Increased production of pancreatic enzymes can have many causes. A particularly large increase in the enzymes in the blood indicates an acute inflammation of the pancreas. Therefore, if the upper abdominal pain is unclear, these laboratory values ​​should always be considered.
Another possible cause of increased values ​​is the presence of a benign or malignant pancreatic tumor.

After a long-term inflammation of the pancreas, narrowed ducts can persist as a long-term consequence and thus continue to increase the pancreatic enzymes. Other serious diseases of the gastrointestinal tract can also increase these laboratory values. Which includes :

  • Intestinal obstruction,
  • Intestinal perforations

Certain drugs can also increase certain enzymes. Heparin, opiates, antibiotics and also the birth control pill all influence enzyme production. Changed laboratory values ​​should always be discussed with the attending physician.
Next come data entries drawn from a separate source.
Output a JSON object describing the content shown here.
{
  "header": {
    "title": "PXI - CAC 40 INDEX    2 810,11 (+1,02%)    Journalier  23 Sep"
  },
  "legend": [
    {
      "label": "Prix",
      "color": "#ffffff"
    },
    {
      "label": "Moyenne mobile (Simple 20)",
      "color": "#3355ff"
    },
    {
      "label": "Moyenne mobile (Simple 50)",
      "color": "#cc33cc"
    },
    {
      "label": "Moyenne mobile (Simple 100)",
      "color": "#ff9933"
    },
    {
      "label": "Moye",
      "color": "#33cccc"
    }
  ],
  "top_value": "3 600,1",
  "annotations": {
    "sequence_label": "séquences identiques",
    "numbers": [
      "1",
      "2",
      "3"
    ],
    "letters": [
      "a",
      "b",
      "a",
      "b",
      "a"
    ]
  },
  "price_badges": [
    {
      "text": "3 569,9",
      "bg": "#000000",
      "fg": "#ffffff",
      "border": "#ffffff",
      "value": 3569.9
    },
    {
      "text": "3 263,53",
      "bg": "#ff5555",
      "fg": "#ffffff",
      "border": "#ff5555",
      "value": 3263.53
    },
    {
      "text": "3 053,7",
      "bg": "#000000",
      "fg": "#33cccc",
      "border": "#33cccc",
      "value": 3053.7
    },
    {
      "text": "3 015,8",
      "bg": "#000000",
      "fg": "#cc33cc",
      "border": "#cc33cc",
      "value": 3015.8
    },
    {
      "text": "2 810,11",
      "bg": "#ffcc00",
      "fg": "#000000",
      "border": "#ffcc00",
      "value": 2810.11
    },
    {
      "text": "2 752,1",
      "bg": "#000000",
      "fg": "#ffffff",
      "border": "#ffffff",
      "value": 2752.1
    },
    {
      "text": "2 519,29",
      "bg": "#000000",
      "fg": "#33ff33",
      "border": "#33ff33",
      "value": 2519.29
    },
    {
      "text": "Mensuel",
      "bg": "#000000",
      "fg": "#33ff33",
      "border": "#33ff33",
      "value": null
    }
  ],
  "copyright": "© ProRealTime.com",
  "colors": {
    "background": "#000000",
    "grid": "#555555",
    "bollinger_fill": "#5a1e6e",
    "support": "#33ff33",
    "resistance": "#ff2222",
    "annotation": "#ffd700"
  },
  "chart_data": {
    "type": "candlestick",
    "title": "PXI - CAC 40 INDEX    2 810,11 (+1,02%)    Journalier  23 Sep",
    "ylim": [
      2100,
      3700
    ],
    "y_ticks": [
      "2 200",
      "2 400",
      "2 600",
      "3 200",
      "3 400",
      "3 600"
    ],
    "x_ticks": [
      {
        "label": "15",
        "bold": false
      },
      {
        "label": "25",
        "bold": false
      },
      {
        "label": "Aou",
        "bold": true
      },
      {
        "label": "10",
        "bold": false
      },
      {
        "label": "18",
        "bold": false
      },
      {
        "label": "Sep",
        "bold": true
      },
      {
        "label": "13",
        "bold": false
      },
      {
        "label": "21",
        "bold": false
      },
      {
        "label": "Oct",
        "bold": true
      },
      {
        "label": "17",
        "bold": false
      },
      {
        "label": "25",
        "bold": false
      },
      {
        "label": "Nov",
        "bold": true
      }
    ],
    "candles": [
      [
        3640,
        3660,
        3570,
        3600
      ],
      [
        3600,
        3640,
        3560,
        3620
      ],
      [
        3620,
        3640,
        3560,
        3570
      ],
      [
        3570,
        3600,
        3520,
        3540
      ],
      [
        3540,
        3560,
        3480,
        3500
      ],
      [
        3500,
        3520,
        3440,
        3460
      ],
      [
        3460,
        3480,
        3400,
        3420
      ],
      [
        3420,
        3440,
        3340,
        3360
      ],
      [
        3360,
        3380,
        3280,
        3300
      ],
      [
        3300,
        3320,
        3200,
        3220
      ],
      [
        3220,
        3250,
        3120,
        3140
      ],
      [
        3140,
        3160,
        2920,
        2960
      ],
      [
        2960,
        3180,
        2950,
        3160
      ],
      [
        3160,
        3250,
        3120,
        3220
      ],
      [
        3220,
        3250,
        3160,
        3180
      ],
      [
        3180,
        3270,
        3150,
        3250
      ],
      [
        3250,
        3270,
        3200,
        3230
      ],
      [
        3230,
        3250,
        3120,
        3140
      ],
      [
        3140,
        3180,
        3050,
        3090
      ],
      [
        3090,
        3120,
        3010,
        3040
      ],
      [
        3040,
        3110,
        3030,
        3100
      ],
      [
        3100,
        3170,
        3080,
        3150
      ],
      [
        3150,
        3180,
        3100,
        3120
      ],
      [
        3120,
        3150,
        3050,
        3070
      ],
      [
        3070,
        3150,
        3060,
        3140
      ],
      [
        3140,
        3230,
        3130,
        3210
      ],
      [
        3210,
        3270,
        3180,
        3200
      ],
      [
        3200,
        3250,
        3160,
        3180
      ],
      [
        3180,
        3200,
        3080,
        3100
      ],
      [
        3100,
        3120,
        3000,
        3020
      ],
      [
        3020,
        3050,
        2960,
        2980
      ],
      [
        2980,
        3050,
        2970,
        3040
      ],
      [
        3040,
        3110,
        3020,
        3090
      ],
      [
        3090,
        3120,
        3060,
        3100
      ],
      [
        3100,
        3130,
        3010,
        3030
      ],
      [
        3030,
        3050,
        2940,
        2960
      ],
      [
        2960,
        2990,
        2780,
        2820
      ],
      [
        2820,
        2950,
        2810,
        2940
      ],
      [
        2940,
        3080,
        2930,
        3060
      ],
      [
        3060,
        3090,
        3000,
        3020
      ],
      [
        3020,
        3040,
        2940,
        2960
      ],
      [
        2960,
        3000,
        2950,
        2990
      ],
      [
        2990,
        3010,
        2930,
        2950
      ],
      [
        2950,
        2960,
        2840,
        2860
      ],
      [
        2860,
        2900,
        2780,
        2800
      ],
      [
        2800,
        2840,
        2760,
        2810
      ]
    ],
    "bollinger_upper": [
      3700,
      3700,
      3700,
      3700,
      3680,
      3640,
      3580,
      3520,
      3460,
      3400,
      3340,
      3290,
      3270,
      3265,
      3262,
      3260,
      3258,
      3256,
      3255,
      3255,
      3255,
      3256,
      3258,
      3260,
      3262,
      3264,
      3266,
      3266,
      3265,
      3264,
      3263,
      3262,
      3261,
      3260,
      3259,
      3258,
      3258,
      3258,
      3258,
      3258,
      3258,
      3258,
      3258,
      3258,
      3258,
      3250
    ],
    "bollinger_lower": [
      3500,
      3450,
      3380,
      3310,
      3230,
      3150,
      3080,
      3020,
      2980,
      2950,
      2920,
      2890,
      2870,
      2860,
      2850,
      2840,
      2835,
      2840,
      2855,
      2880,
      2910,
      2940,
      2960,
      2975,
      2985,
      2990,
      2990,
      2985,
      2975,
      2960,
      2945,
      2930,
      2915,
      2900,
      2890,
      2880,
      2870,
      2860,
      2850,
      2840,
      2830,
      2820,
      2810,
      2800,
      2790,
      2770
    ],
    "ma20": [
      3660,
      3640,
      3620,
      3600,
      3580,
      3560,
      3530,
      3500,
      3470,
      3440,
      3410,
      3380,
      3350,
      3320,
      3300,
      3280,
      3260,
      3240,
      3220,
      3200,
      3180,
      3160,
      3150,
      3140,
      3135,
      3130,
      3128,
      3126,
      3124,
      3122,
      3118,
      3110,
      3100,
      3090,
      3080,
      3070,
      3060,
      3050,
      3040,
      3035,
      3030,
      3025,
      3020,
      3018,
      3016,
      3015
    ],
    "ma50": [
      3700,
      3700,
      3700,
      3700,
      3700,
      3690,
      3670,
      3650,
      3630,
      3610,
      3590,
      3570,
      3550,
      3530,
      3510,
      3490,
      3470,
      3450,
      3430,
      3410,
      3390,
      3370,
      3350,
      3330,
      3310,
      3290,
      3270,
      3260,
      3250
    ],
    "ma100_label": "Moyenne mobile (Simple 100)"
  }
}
What can cause pancreatic enzymes to be low?

A reduced amount of pancreatic enzymes is equivalent to an underactive pancreas. Chronic inflammation of the pancreas can limit the ability to produce enzymes over a longer period of time. Malignant tumors in the pancreas can also weaken the function of the gland.

You might also be interested in: This is how you can recognize pancreatic cancer

Cystic fibrosis can be a genetic cause. Most commonly known as a lung disease, the disorder of the secretion composition also affects the pancreas. Such an under-function is often shown by digestive disorders. However, these symptoms usually only appear when the function of the pancreas falls below ten percent of its normal performance. The therapy is mostly limited to a special therapy.